Google typically indexes new pages within a few days to a few weeks, but the timeline varies significantly depending on your site's authority, crawl budget, and how well the page is structured and linked. New websites with little authority can wait months for pages to appear in search results; established sites with strong internal linking often see new content indexed within 24 to 48 hours.
How do you check if a page has been indexed?
- Use the site: operator in Google Search. Type site:yourdomain.com/page-url into the Google search bar. If the page appears in results, it is indexed.
- Use Google Search Console. Open the URL Inspection tool, paste the page URL, and run the inspection. The result will show whether the page is indexed, when it was last crawled, and whether any issues were detected.
- In Search Console, the Pages report under Indexing lists all pages Google has indexed for your site and flags those it has not crawled or has excluded.
How do you speed up indexing?
You cannot force Google to index a page, but several actions make it more likely to happen faster:
- Submit an XML sitemap in Google Search Console so Googlebot has a clear map of all pages on your site
- Use the Request Indexing option in the URL Inspection tool to notify Google of new or updated pages directly
- Add internal links from already-indexed pages to the new page so Googlebot can discover it during its next crawl
- Ensure the page is not inadvertently blocked by a noindex tag or robots.txt rule
- Share the page URL on social media or in external content to generate early signals of the page's existence
What can prevent a page from being indexed?

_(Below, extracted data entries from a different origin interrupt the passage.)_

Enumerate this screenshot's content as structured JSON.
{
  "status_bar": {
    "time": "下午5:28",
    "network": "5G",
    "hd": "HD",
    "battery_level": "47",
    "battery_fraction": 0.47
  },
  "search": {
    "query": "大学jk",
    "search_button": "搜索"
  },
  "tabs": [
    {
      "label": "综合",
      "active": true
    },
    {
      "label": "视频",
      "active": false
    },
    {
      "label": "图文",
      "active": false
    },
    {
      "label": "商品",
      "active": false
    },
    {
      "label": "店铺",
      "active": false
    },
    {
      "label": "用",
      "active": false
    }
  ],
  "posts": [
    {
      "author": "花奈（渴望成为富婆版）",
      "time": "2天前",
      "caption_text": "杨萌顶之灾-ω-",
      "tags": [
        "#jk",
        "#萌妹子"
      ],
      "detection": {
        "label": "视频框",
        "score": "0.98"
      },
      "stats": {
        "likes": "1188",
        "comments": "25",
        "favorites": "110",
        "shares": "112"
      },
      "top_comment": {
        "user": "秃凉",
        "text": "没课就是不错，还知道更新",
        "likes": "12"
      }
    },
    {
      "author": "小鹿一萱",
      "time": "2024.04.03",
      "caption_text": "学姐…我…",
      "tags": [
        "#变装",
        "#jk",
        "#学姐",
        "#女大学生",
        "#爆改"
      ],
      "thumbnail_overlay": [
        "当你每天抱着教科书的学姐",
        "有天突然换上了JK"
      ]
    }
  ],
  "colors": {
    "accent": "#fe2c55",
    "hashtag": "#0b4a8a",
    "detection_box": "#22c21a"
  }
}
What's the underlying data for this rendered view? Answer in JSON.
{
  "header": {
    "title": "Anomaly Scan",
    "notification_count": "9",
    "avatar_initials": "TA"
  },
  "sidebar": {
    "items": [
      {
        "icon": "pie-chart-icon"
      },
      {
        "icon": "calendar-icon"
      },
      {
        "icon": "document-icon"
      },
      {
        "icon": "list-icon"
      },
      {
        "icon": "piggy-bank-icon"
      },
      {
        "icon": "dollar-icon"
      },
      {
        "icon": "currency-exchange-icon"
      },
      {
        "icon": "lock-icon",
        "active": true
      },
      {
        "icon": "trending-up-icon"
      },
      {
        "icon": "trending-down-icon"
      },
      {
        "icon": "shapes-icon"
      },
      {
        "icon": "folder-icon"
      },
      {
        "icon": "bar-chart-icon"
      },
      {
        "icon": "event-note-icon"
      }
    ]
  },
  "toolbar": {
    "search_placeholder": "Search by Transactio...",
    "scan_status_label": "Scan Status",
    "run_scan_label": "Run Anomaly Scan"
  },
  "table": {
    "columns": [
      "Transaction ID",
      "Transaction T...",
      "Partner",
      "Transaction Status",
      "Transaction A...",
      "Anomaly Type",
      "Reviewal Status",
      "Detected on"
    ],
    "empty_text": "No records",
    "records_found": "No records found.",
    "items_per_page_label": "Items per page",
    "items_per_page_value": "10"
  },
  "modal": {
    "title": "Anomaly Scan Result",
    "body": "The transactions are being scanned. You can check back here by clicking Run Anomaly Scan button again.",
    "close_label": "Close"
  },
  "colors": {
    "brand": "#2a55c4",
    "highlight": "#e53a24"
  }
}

Common reasons Google does not index a page include a noindex directive in the page's meta tags or HTTP headers, the page being blocked in robots.txt, thin or duplicate content that Google considers low quality, the page having no internal links pointing to it (making it an orphan page), and crawl budget constraints on large sites where Googlebot prioritises other pages. The Search Console Pages report categorises why specific pages are not indexed, which is the most reliable diagnostic tool for identifying the cause.